FCC cites studies in reviewing owner rules

By Edmund Sanders
Los Angeles Times

Media consolidation has not reduced the diversity of programs on television and radio, although concentration of ownership may result in more TV commercials and similar slants in news coverage, according to government studies released yesterday.

The Federal Communications Commission commissioned the 12 studies as part of its review of media-ownership rules, which cap the growth of broadcasters and restrict TV stations from merging with newspapers and radio stations in the same market.

Over the past 18 months, appellate judges in Washington have repeatedly overturned or remanded the FCC's media-ownership rules, saying they lack adequate justification. As a result, FCC Chairman Michael K. Powell has said his agency will unveil a new set of media-ownership rules by next year.

"The FCC is going to use these studies to provide the justification for all these future rules," said Richard E. Wiley, a former FCC chairman.

Rule changes could determine whether two top-rated Honolulu TV stations, Fox affiliate KHON (Channel 2) and CBS affiliate KGMB (Channel 9), can be kept by Indianapolis media conglomerate Emmis Communications Corp., which has owned both stations for nearly two years under temporary FCC exemptions.

The studies released yesterday and prepared by the FCC and various universities, generally offered support to Powell and large media companies seeking to repeal or relax the rules.

One study, conducted by Joel Waldfogel at the University of Pennsylvania, suggested that consumers are increasingly using the Internet as a substitute for television news.

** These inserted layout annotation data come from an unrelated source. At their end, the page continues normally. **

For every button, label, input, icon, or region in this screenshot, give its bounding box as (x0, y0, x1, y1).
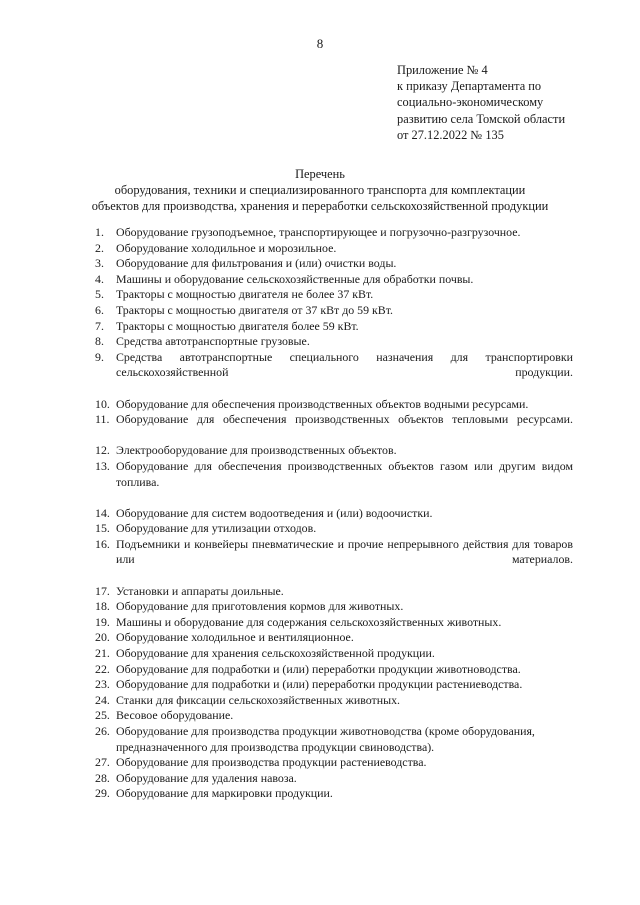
list-item-text: Установки и аппараты доильные. (116, 583, 284, 598)
list-item-text: Машины и оборудование сельскохозяйственные для обработки почвы. (116, 271, 474, 286)
list-item-number: 5. (95, 287, 104, 302)
list-item-number: 29. (95, 786, 110, 801)
list-item (95, 662, 573, 678)
list-item (95, 693, 573, 709)
list-item-number: 9. (95, 349, 104, 364)
title-subheading: объектов для производства, хранения и переработки сельскохозяйственной продукции (91, 199, 549, 214)
list-item (95, 537, 573, 584)
list-item-text: Оборудование для обеспечения производственных объектов водными ресурсами. (116, 396, 529, 411)
list-item-text: Оборудование для производства продукции растениеводства. (116, 755, 427, 770)
list-item-number: 20. (95, 630, 110, 645)
list-item (95, 786, 573, 802)
list-item-number: 16. (95, 536, 110, 551)
document-title (60, 166, 580, 215)
list-item-number: 23. (95, 677, 110, 692)
list-item (95, 615, 573, 631)
list-item (95, 584, 573, 600)
list-item-number: 25. (95, 708, 110, 723)
list-item-text: Оборудование для приготовления кормов для животных. (116, 599, 404, 614)
list-item-number: 22. (95, 661, 110, 676)
list-item (95, 225, 573, 241)
list-item-text: Оборудование для обеспечения производственных объектов газом или другим видом топлива. (116, 458, 573, 489)
list-item-text: Средства автотранспортные грузовые. (116, 334, 310, 349)
list-item (95, 599, 573, 615)
list-item-number: 12. (95, 443, 110, 458)
list-item-text: Оборудование для хранения сельскохозяйственной продукции. (116, 646, 435, 661)
list-item (95, 350, 573, 397)
list-item-text: Средства автотранспортные специального назначения для транспортировки сельскохозяйственной продукции. (116, 349, 573, 380)
list-item-text: Оборудование холодильное и вентиляционное. (116, 630, 354, 645)
list-item-number: 11. (95, 412, 110, 427)
list-item-number: 19. (95, 614, 110, 629)
list-item (95, 521, 573, 537)
appendix-line: развитию села Томской области (397, 111, 566, 126)
list-item (95, 397, 573, 413)
list-item-number: 3. (95, 256, 104, 271)
title-heading: Перечень (295, 167, 345, 181)
list-item-text: Оборудование для подработки и (или) переработки продукции животноводства. (116, 661, 521, 676)
list-item-number: 7. (95, 318, 104, 333)
list-item (95, 334, 573, 350)
appendix-line: к приказу Департамента по (397, 79, 542, 94)
list-item (95, 459, 573, 506)
list-item-text: Оборудование для маркировки продукции. (116, 786, 333, 801)
list-item-number: 1. (95, 225, 104, 239)
list-item (95, 755, 573, 771)
list-item (95, 303, 573, 319)
list-item-text: Станки для фиксации сельскохозяйственных животных. (116, 692, 401, 707)
list-item-number: 8. (95, 334, 104, 349)
list-item (95, 412, 573, 443)
list-item-number: 28. (95, 770, 110, 785)
list-item (95, 506, 573, 522)
list-item-text: Тракторы с мощностью двигателя не более 37 кВт. (116, 287, 374, 302)
list-item-text: Тракторы с мощностью двигателя более 59 кВт. (116, 318, 359, 333)
list-item-text: Весовое оборудование. (116, 708, 234, 723)
list-item-text: Тракторы с мощностью двигателя от 37 кВт до 59 кВт. (116, 302, 394, 317)
list-item (95, 241, 573, 257)
appendix-line: Приложение № 4 (397, 63, 488, 77)
list-item-text: Оборудование для фильтрования и (или) очистки воды. (116, 256, 397, 271)
appendix-line: от 27.12.2022 № 135 (397, 127, 504, 142)
list-item-number: 24. (95, 692, 110, 707)
list-item (95, 272, 573, 288)
list-item-number: 18. (95, 599, 110, 614)
list-item (95, 287, 573, 303)
page-number: 8 (316, 36, 324, 51)
list-item-text: Оборудование для удаления навоза. (116, 770, 297, 785)
appendix-line: социально-экономическому (397, 95, 544, 110)
list-item-text: Оборудование для систем водоотведения и (или) водоочистки. (116, 505, 433, 520)
list-item (95, 646, 573, 662)
list-item-number: 6. (95, 302, 104, 317)
list-item-text: Электрооборудование для производственных объектов. (116, 443, 397, 458)
list-item (95, 630, 573, 646)
list-item-text: Оборудование для утилизации отходов. (116, 521, 317, 536)
list-item-text: Оборудование для обеспечения производственных объектов тепловыми ресурсами. (116, 412, 573, 427)
list-item (95, 771, 573, 787)
list-item-number: 15. (95, 521, 110, 536)
list-item (95, 319, 573, 335)
list-item-number: 21. (95, 646, 110, 661)
appendix-block (397, 62, 617, 143)
list-item-text: Оборудование грузоподъемное, транспортирующее и погрузочно-разгрузочное. (116, 225, 521, 239)
list-item-number: 13. (95, 458, 110, 473)
list-item-number: 27. (95, 755, 110, 770)
list-item-number: 4. (95, 271, 104, 286)
list-item-text: Оборудование для производства продукции животноводства (кроме оборудования, предназначенного для производства продукции свиноводства). (116, 724, 535, 754)
list-item-text: Подъемники и конвейеры пневматические и прочие непрерывного действия для товаров или материалов. (116, 536, 573, 567)
list-item (95, 443, 573, 459)
list-item (95, 708, 573, 724)
list-item-number: 2. (95, 240, 104, 255)
list-item-number: 26. (95, 724, 110, 738)
list-item-text: Оборудование для подработки и (или) переработки продукции растениеводства. (116, 677, 523, 692)
list-item (95, 256, 573, 272)
list-item-number: 14. (95, 505, 110, 520)
list-item-number: 17. (95, 583, 110, 598)
list-item (95, 677, 573, 693)
list-item (95, 724, 573, 755)
list-item-text: Оборудование холодильное и морозильное. (116, 240, 337, 255)
title-subheading: оборудования, техники и специализированного транспорта для комплектации (114, 183, 526, 198)
equipment-list (95, 225, 573, 802)
list-item-text: Машины и оборудование для содержания сельскохозяйственных животных. (116, 614, 502, 629)
list-item-number: 10. (95, 396, 110, 411)
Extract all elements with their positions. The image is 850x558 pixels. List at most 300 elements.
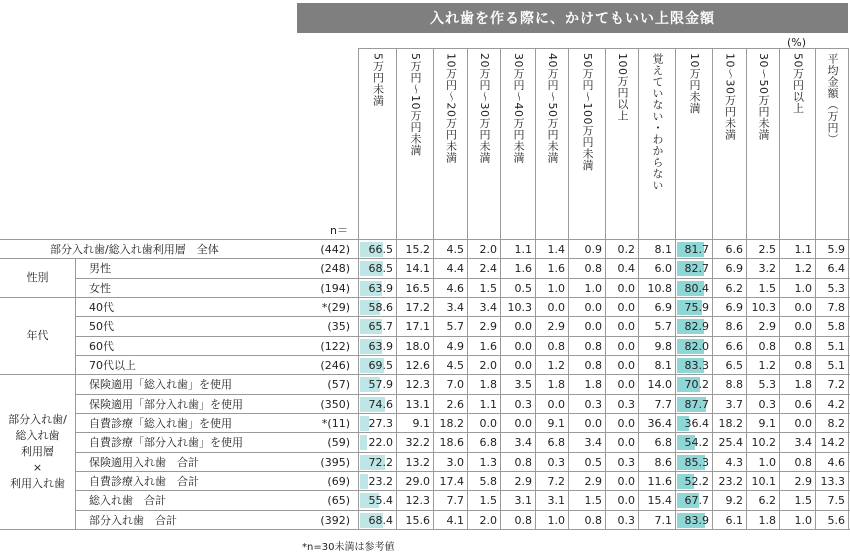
table-cell [500,414,535,433]
table-cell [433,375,467,394]
table-cell [779,356,815,375]
table-cell [500,453,535,472]
cell-value: 54.2 [684,436,709,450]
table-row [75,394,850,414]
table-cell [500,279,535,298]
row-group-label: 年代 [0,297,75,374]
table-cell [433,240,467,259]
column-header [358,48,396,236]
table-cell [675,337,712,356]
cell-value: 5.3 [827,281,845,295]
table-cell [605,279,638,298]
cell-value: 9.1 [758,416,776,430]
table-cell [712,511,746,530]
row-n: (35) [327,320,350,334]
table-cell [638,317,675,336]
table-cell [467,298,500,317]
table-cell [746,395,779,414]
row-n: (194) [320,281,350,295]
table-cell [638,491,675,510]
cell-value: 8.2 [827,416,845,430]
table-cell [638,433,675,452]
cell-value: 1.4 [547,243,565,256]
table-cell [433,511,467,530]
cell-value: 2.0 [479,243,497,256]
cell-value: 4.6 [827,455,845,469]
table-cell [746,491,779,510]
table-cell [638,375,675,394]
cell-value: 1.8 [547,378,565,392]
table-row [75,374,850,394]
table-cell [358,453,396,472]
table-cell [712,433,746,452]
cell-value: 15.4 [647,494,672,508]
table-cell [568,375,605,394]
row-n: (392) [320,513,350,527]
table-cell [712,375,746,394]
cell-value: 66.5 [368,243,393,256]
table-cell [779,375,815,394]
table-row [75,413,850,433]
cell-value: 1.5 [758,281,776,295]
table-cell [535,337,568,356]
cell-value: 1.5 [479,281,497,295]
cell-value: 10.2 [751,436,776,450]
table-cell [779,240,815,259]
table-cell [535,395,568,414]
cell-value: 10.3 [507,300,532,314]
cell-value: 7.7 [446,494,464,508]
cell-value: 2.9 [584,474,602,488]
cell-value: 13.1 [405,397,430,411]
table-cell [605,511,638,530]
row-n: (57) [327,378,350,392]
table-cell [746,433,779,452]
cell-value: 0.0 [617,300,635,314]
table-cell [433,433,467,452]
cell-value: 2.9 [479,320,497,334]
table-cell [535,472,568,491]
grid-line [433,48,434,529]
cell-value: 0.0 [617,320,635,334]
table-row [75,432,850,452]
cell-value: 3.5 [514,378,532,392]
cell-value: 4.3 [725,455,743,469]
cell-value: 70.2 [684,378,709,392]
table-cell [605,259,638,278]
cell-value: 8.8 [725,378,743,392]
cell-value: 0.0 [584,300,602,314]
cell-value: 1.2 [547,358,565,372]
cell-value: 18.0 [405,339,430,353]
cell-value: 3.1 [514,494,532,508]
row-n: (248) [320,262,350,276]
table-cell [675,433,712,452]
column-header-label: 10万円未満 [688,53,701,114]
row-label: 50代 [89,320,114,334]
cell-value: 0.3 [584,397,602,411]
cell-value: 4.5 [446,358,464,372]
column-header [500,48,535,236]
table-cell [500,375,535,394]
table-bottom-border [0,529,850,530]
cell-value: 6.8 [654,436,672,450]
cell-value: 27.3 [368,416,393,430]
cell-value: 9.1 [412,416,430,430]
table-cell [568,511,605,530]
table-cell [638,356,675,375]
row-label: 保険適用入れ歯 合計 [89,455,199,469]
cell-value: 8.6 [654,455,672,469]
table-cell [433,472,467,491]
table-cell [396,511,433,530]
cell-value: 0.3 [514,397,532,411]
cell-value: 6.8 [547,436,565,450]
table-cell [712,453,746,472]
table-cell [779,491,815,510]
table-cell [568,317,605,336]
cell-value: 13.3 [820,474,845,488]
table-cell [815,453,848,472]
table-cell [535,317,568,336]
row-label: 男性 [89,262,111,276]
table-cell [396,453,433,472]
cell-value: 1.8 [794,378,812,392]
table-cell [535,491,568,510]
table-cell [712,356,746,375]
grid-line [712,48,713,529]
cell-value: 75.9 [684,300,709,314]
table-row [75,452,850,472]
cell-value: 0.0 [584,416,602,430]
cell-value: 68.4 [368,513,393,527]
table-cell [675,298,712,317]
cell-value: 0.0 [617,494,635,508]
table-row [75,258,850,278]
table-cell [779,472,815,491]
table-cell [500,395,535,414]
group-divider [75,258,76,529]
cell-value: 0.0 [547,397,565,411]
table-cell [500,491,535,510]
cell-value: 0.0 [584,320,602,334]
table-row [75,490,850,510]
column-header [638,48,675,236]
cell-value: 0.8 [758,339,776,353]
table-cell [358,317,396,336]
cell-value: 2.9 [547,320,565,334]
table-cell [500,472,535,491]
cell-value: 6.1 [725,513,743,527]
row-n: (69) [327,474,350,488]
row-label: 女性 [89,281,111,295]
cell-value: 0.0 [617,416,635,430]
table-cell [396,491,433,510]
table-cell [675,472,712,491]
row-label: 総入れ歯 合計 [89,494,166,508]
table-cell [815,375,848,394]
grid-line [605,48,606,529]
row-n: (395) [320,455,350,469]
table-cell [779,298,815,317]
table-cell [467,337,500,356]
table-cell [815,395,848,414]
table-cell [779,337,815,356]
table-cell [535,279,568,298]
table-cell [568,279,605,298]
cell-value: 0.3 [547,455,565,469]
cell-value: 3.4 [584,436,602,450]
grid-line [467,48,468,529]
cell-value: 0.8 [584,513,602,527]
cell-value: 1.0 [758,455,776,469]
table-cell [815,298,848,317]
row-label: 60代 [89,339,114,353]
cell-value: 1.1 [479,397,497,411]
cell-value: 4.9 [446,339,464,353]
cell-value: 1.8 [479,378,497,392]
table-cell [605,298,638,317]
table-cell [675,375,712,394]
column-header-label: 覚えていない・わからない [651,53,664,191]
table-cell [605,375,638,394]
table-cell [396,472,433,491]
cell-value: 6.6 [725,243,743,256]
table-cell [535,356,568,375]
cell-value: 4.4 [446,262,464,276]
cell-value: 1.6 [547,262,565,276]
column-header [746,48,779,236]
table-cell [779,395,815,414]
table-cell [712,240,746,259]
cell-value: 82.9 [684,320,709,334]
cell-value: 0.8 [794,455,812,469]
table-cell [433,259,467,278]
cell-value: 13.2 [405,455,430,469]
cell-value: 1.0 [794,513,812,527]
table-cell [433,356,467,375]
table-cell [358,337,396,356]
cell-value: 0.0 [794,320,812,334]
table-cell [433,395,467,414]
cell-value: 81.7 [684,243,709,256]
cell-value: 68.5 [368,262,393,276]
cell-value: 0.6 [794,397,812,411]
cell-value: 8.6 [725,320,743,334]
table-cell [358,356,396,375]
cell-value: 5.1 [827,358,845,372]
cell-value: 17.1 [405,320,430,334]
cell-value: 72.2 [368,455,393,469]
table-cell [746,298,779,317]
table-cell [535,414,568,433]
grid-line [535,48,536,529]
cell-value: 0.0 [794,300,812,314]
cell-value: 63.9 [368,281,393,295]
cell-value: 36.4 [684,416,709,430]
cell-value: 1.0 [584,281,602,295]
table-cell [712,337,746,356]
cell-value: 0.3 [617,513,635,527]
cell-value: 7.2 [827,378,845,392]
grid-line [675,48,676,529]
cell-value: 3.0 [446,455,464,469]
table-cell [746,472,779,491]
grid-line [396,48,397,529]
table-cell [712,395,746,414]
table-cell [746,375,779,394]
table-cell [675,279,712,298]
table-cell [815,511,848,530]
table-cell [396,356,433,375]
cell-value: 58.6 [368,300,393,314]
table-row [75,471,850,491]
table-cell [500,433,535,452]
table-cell [358,491,396,510]
table-cell [568,433,605,452]
cell-value: 6.5 [725,358,743,372]
table-cell [358,298,396,317]
cell-value: 16.5 [405,281,430,295]
row-group-label: 部分入れ歯/ 総入れ歯 利用層 × 利用入れ歯 [0,374,75,529]
table-row [0,239,850,259]
cell-value: 1.2 [794,262,812,276]
cell-value: 18.2 [718,416,743,430]
cell-value: 0.3 [617,455,635,469]
cell-value: 9.1 [547,416,565,430]
column-header [605,48,638,236]
cell-value: 5.6 [827,513,845,527]
grid-line [638,48,639,529]
cell-value: 8.1 [654,358,672,372]
grid-line [358,48,359,529]
table-cell [396,240,433,259]
cell-value: 8.1 [654,243,672,256]
cell-value: 9.8 [654,339,672,353]
table-cell [712,472,746,491]
cell-value: 0.0 [617,474,635,488]
table-cell [535,433,568,452]
table-cell [746,240,779,259]
table-cell [568,491,605,510]
table-cell [605,395,638,414]
cell-value: 0.8 [794,339,812,353]
row-label: 保険適用「総入れ歯」を使用 [89,378,232,392]
table-cell [605,453,638,472]
cell-value: 3.2 [758,262,776,276]
column-header-label: 10万円～20万円未満 [444,53,458,164]
row-n: (350) [320,397,350,411]
table-cell [535,453,568,472]
table-cell [433,279,467,298]
cell-value: 7.8 [827,300,845,314]
table-cell [746,453,779,472]
cell-value: 2.0 [479,513,497,527]
cell-value: 0.0 [794,416,812,430]
table-cell [568,472,605,491]
table-cell [396,259,433,278]
table-cell [746,337,779,356]
column-header-label: 50万円～100万円未満 [581,53,594,171]
table-cell [396,279,433,298]
cell-value: 1.5 [584,494,602,508]
cell-value: 83.9 [684,513,709,527]
column-header-label: 5万円～10万円未満 [409,53,422,156]
cell-value: 0.8 [514,513,532,527]
unit-label: (%) [787,36,807,49]
cell-value: 12.6 [405,358,430,372]
column-header-label: 10～30万円未満 [723,53,737,141]
cell-value: 2.9 [514,474,532,488]
column-header-label: 30万円～40万円未満 [512,53,525,164]
table-cell [568,453,605,472]
cell-value: 5.9 [827,243,845,256]
cell-value: 2.9 [794,474,812,488]
table-cell [433,337,467,356]
cell-value: 65.7 [368,320,393,334]
table-cell [467,414,500,433]
table-cell [712,298,746,317]
table-cell [467,375,500,394]
table-cell [467,453,500,472]
table-cell [396,298,433,317]
table-cell [467,240,500,259]
cell-value: 1.6 [514,262,532,276]
cell-value: 0.0 [514,358,532,372]
table-cell [358,511,396,530]
cell-value: 5.8 [479,474,497,488]
row-label: 部分入れ歯 合計 [89,513,177,527]
table-cell [638,279,675,298]
cell-value: 12.3 [405,378,430,392]
table-cell [605,337,638,356]
table-cell [358,259,396,278]
cell-value: 3.7 [725,397,743,411]
table-row [75,278,850,298]
cell-value: 0.3 [617,397,635,411]
cell-value: 9.2 [725,494,743,508]
cell-value: 6.6 [725,339,743,353]
table-cell [675,356,712,375]
cell-value: 1.8 [584,378,602,392]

Because of the rise of the Internet, some have argued that the media-ownership rules are no longer needed.

Those findings, however, appeared to be contradicted by a Nielsen Media Research survey of 3,000 consumers, who said they still relied mostly on broadcast TV, cable news and daily newspapers to stay informed. In this study, more than 83 percent said they relied on television for national news, while 21 percent said they used the Internet.

FCC officials declined to comment further on the surveys, saying they did not want to spin the results in any particular direction.

Jeff Chester, founder of the Center for Digital Democracy, questioned whether the studies offered an unbiased view of the media rules. "The studies released today reveal a deeply flawed perspective that — while ratifying the chairman's view — fails to adequately assess the realities of the news and entertainment media marketplace," Chester said. "A research agenda on this critical issue should be developed and conducted outside of the FCC — not with staffers who must please the chairman."

Although some worry that increased media consolidation will result in less local programming, a study by FCC staff concluded that network-owned TV stations provided 23 percent more local news and public-affairs programming than network affiliates.

The same study concluded that TV stations that are jointly owned with newspapers received higher ratings, won more awards and produced more programs. Those results will provide ammunition to media corporations that are seeking to repeal the newspaper-television cross-ownership ban.

A study by David Pritchard of University of Wisconsin found that of 10 commonly owned newspaper-television combinations, five had a similar slant in covering the final weeks of the 2000 presidential election, while five had different slants. The FCC will provide interested parties with 90 days to comment on the studies and the proposed rule changes.